The Pack

On one of the walks last year, I met a small, tan stray, and named him Kangaroo (Kanga for short). I’ve mentioned him before: He was the jittery, springy/playful teeth-chatterer during Blue’s last heat cycle. Her waft drove him into a delirium of behaviour devoid of anything close to proud canine decorum; my guess is that it was his first encounter with the mood-altering drug called ‘lust’. I bumped into him from time to time after that, and he’d bound up the hill to prance and bounce around Blue, too jittery to get anywhere near her. He was fresh-faced, one of the naive newly-dumped.
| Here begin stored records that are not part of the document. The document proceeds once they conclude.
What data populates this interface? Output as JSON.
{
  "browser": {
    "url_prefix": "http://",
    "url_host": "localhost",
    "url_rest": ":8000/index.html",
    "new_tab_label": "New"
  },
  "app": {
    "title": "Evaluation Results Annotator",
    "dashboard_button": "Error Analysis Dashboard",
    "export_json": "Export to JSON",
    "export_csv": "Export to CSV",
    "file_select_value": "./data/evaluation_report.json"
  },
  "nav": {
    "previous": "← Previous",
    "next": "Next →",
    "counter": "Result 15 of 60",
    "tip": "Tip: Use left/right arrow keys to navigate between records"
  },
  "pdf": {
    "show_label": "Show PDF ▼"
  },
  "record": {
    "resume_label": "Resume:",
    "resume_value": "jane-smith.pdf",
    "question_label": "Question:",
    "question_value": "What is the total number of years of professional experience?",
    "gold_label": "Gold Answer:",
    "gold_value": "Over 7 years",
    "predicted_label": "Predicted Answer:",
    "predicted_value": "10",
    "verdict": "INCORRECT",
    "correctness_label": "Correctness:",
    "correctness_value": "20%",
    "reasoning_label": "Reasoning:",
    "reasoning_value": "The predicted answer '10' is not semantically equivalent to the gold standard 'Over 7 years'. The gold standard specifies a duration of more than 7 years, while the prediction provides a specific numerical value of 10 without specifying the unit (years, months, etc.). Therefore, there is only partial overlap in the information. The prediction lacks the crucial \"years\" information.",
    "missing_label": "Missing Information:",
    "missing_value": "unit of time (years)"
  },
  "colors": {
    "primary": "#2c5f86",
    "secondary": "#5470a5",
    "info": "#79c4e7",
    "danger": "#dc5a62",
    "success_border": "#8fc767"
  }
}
At some point over the Christmas holidays, Kanga teamed up with a black and tan Rottweiler mix, whom I quickly dubbed Shadow. Shadow is the alpha male in the two-some, a dark, brooding, self-possessed type, that jealously guards Kanga’s every move, and shuns human contact. It’s been disturbing to witness, over a matter of days, the character bleed out of a dog at hemorrhage speed, a dog that was inherently vivacious and social (despite its dire circumstances), but that is exactly what has happened to Kanga. When I take human emotion and anthropomorphism out of the picture, I understand that his chances of survival on the muddy slopes at the city’s edge have improved ten-fold since Shadow’s arrival, but the way he gets stalked and attacked by his “keeper” feels like plain bad kismet. I wonder why Kanga doesn’t split, but know, of course, his lack of ‘free will’ prevents it, his hard-wired instincts keep him bowed and loyal. That’s the reality of being a street dog; nothing romantic about notions like freedom in the urban wild. It’s a harsh daily struggle, and brutal pack-company tops being alone.